Arsa menyeka air matanya sebentar, berbicara tanpa mendapat balasan sudah menjadi kebiasaan Arsa selama dua tahun terakhir ini. Harapannya hanya satu, Renata bangun dari komanya.

"Arsa kangen bunda. Malam ini Arsa temenin bunda disini ya" ucap Arsa sendu.

"Besok pagi Arsa harus pergi bun. Arsa udah ada janji sama temen, besok deh Arsa ajak kesini"

"Bentar, Arsa mandi dulu. Kasian bunda kebauan"

Arsa berdiri dari kursi yang ia duduki, mengambil kaos dan celana pendek selututnya di dalam tas sekolahnya lalu bergerak menuju toilet di ruangan tersebut.

***

Anna sedang berada di rooftop rumahnya, hari ini cuaca sangat cerah. Bulan bersinar dengan terangnya serta bintang yang menghiasi langit dengan cahaya kelap-kelipnya.
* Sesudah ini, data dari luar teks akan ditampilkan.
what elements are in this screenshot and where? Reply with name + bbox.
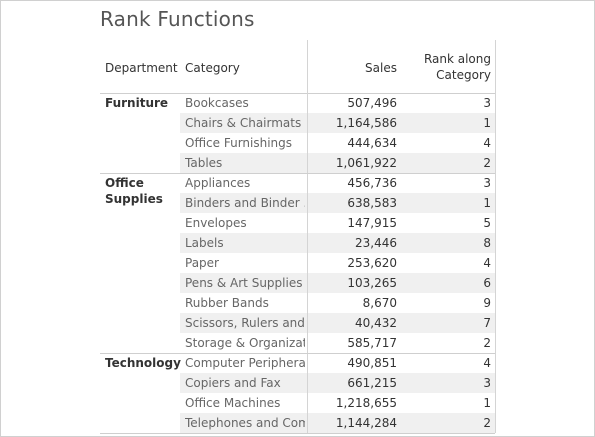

Anna melepaskan ikat rambutnya, udara sangat dingin malam ini. Ia membiarkan semilir angin mulai menerpa rambutnya yang tergerai.

Anna menutup matanya rapat-rapat mencoba berdamai dengan suasana malam ini, namun lagi-lagi hanya wajah Arsa yang muncul di pikirannya.

Anna mendengus kesal, apalagi jika mengingat kejadian saat di kantin Mbak Mei. Huh, menyebalkan!

"Benar, dia memang menarik" gumam Anna pelan.

"Ah tidak! Dia menyebalkan!" ralat Anna ketika menyadari betapa menyebalkannya Arsa saat di kantin tadi. Tiba-tiba saja pipi Anna bersemu merah, ia memegang bibir bawahnya menggunakan jari telunjuknya. Argghh, sialan!

Alhasil Anna menghentakkan kakinya lalu berlari meninggalkan rooftop dan beranjak masuk ke kamarnya.

***

Anna menemukan ponselnya yang tergeletak di atas nakas tempat tidurnya, sejak mendapat pesan dari penguntit itu, Anna tak berani membuka ponselnya. Bahkan sejak dini hari tadi ponselnya ia matikan daya.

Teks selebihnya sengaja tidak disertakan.